This summary of the video was created by an AI. It might contain some inaccuracies.
00:00:00 – 00:10:48
The YouTube video discusses configuring Azure AD Kerberos and Windows Hello for Business to access on-premises resources with passwordless credentials. Steps include setting up TLS 1.2, installing modules, creating Kerberos user account, and deploying Windows Hello for Business enrollment profile. Windows Hello for Business configuration involves using TPM, PIN setup, biometric authentication, and creating a custom profile. The demonstration includes setting up a new device in Azure AD, enabling MFA, PIN, and Hello for Business, demonstrating file share access without passwords. The video emphasizes accessing on-premises resources with Azure AD joined devices using Windows Hello for Business and mentions exploring security key implementation in the future. Additional work is needed for Hello for Business devices to function in an Azure AD joined environment.
00:00:00
In this part of the video, the speaker addresses the need to configure Azure AD Kerberos and a Windows Hello for Business policy to access on-premises resources with passwordless credentials. The steps include running scripts in PowerShell ISE to set up TLS 1.2, installing necessary modules, setting up Azure AD Kerberos with admin credentials, and deploying a Windows Hello for Business enrollment profile via the InTune portal. The process involves creating a Kerberos server user account and configuring the necessary settings for passwordless access.
00:03:00
In this segment of the video, the speaker shows how to configure Windows Hello for Business. They recommend using a trusted platform module for security verification and set the minimum PIN length to six and the maximum to 227. Biometric authentication and enhanced anti-spoofing can be enabled.
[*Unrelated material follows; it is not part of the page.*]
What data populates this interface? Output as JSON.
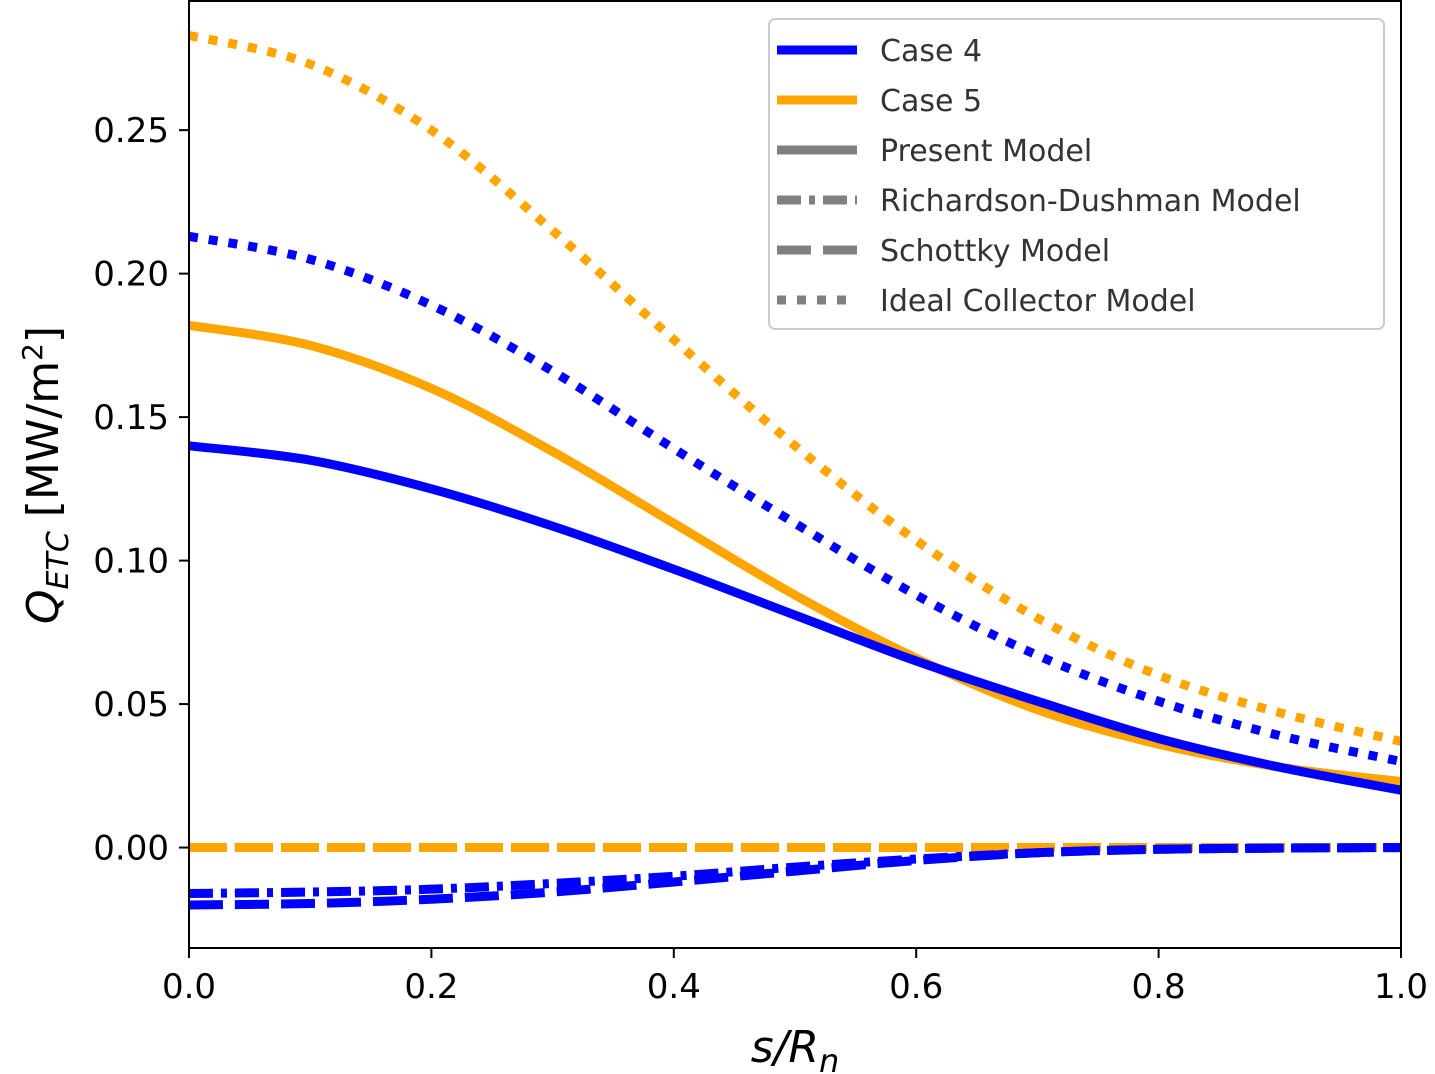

The next step involves creating a custom configuration profile for Windows Hello for Business Cloud Trust. The profile is set up with a specific string including the device vendor and tenant ID, with the data type set to Boolean. Finally, the profile is saved and deployed to all users without any applicability rules. The video also briefly showcases a demo file share environment for testing purposes.
00:06:00
In this segment of the video, the speaker sets up a new device by joining it to an Azure AD environment as a corporate machine. They configure Multi-Factor Authentication (MFA), set up a PIN, and enable Hello for Business. By running the command ‘k-list’, they show how tickets are created for users connecting to domain controllers and Azure AD, allowing access to on-premise resources without a password.
00:09:00
In this segment of the video, the speaker showcases the process of accessing a domain controller (dc1) successfully from an Azure ID joined device. The device is not domain joined or hybrid domain joined but is Azure ID joined with a user on premises. They demonstrate accessing a file share by typing /dc1 in the file share, showing read-only and writeable file shares. The speaker emphasizes accessing on-premises resources using an Azure ID joined computer with Windows Hello for Business, highlighting the lack of password requirement for accessing the file share. They mention exploring different methods like using a security key with Windows Hello for Business in a future video. The video concludes by mentioning that some additional work is required to make Hello for Business devices function in an Azure AD joined environment.